Plants often grow faster with supplemental nitrogen (N), which is applied to agricultural fields as fertilizer (Asagi and Ueno, 2009 ;  Bosshard et al., 2009) or enters natural ecosystems in the form of atmospheric deposition (Reich et al., 2001 ;  Schimel and Bennett, 2004). Although this added N directly increases N availability and plant growth, it can also affect the release of N from soil organic matter (SOM) (hereafter, “native soil N”).

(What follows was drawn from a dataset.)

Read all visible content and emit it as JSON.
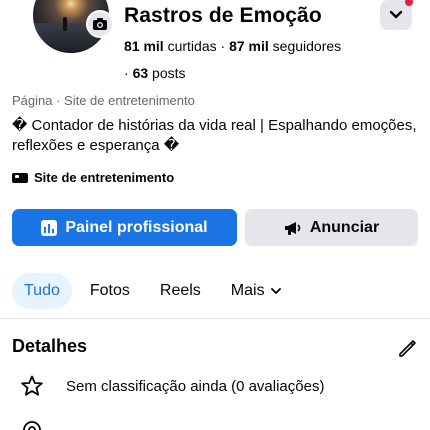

Nitrogen priming (or “added N interaction” in older literature) is defined as the increase or decrease in the amount of native soil N released by microbial mineralization or taken up by plants with fertilizer addition compared to treatments without added N (Jenkinson et al., 1985). Priming is best measured using 15N-enriched fertilizers to distinguish added N from the unlabeled native soil N (Barraclough, 1995). Plant uptake of native soil N can be boosted either by the increase in native bulk soil N mineralization or by plant-mediated processes, such as increased root growth and rhizosphere N priming (Ashraf et al., 2004; Jenkinson et al., 1985 ;  Schimel and Bennett, 2004). Native soil N priming dynamics are thought to be affected by soil type, fertilizer type, and environmental factors (Ghaley et al., 2010; Glendining et al., 1997; Hgaza et al., 2012; Liu et al., 2017; Recous et al., 1988; Rowlings et al., 2016 ;  Westerman and Kurtz, 1973). However, it remains unclear what mechanisms regulate native soil N dynamics following fertilizer inputs. Hence, we used meta-analysis to assess the effect of fertilizer addition on mineralization and plant uptake of native soil N, testing for broad patterns across experiments performed to date.

2. Materials and methods

2.1. Data collection

We used the ISI Web of Science and Google Scholar to exhaustively search papers published before March 2017. Several terms (“soil nitrogen priming”, “nitrogen 15”, “soil 15N”, “added nitrogen interaction”, “labeled 15N fertilizer”, “nitrogen fertilization”, and “nitrogen mineralization”) were used to identify studies that compared mineralization or plant uptake of native soil N in control (no-fertilizer applied) and fertilizer treatments. To be included in our dataset, studies were required to have used 15N isotope tracers to separate unlabeled native soil N from labeled fertilizer N, and to report data for both fertilizer and control plots. We tabulated studies where organic fertilizers (e.g., animal manure, compost, crop residues) or inorganic (chemical) fertilizers were added. Study location (laboratory or field) and duration, soil texture (sand, silt, or clay), carbon and N content, and pH were tabulated when available. Soils classified as silty loams were included in the silt category, clayey loams in the clay category, and sandy loams in the sand category. Our dataset did not include studies on soils that were classified as loam. For studies with multiple observations over time (e.g., multiple growing seasons or years), data were averaged across time to avoid the temporal pseudoreplication. Our final dataset included 43 studies that were conducted on all continents except Antarctica (Fig. 1), involving a wide range of plant species, fertilizer types, and soil physicochemical characteristics (Table 1 ;  Table 2).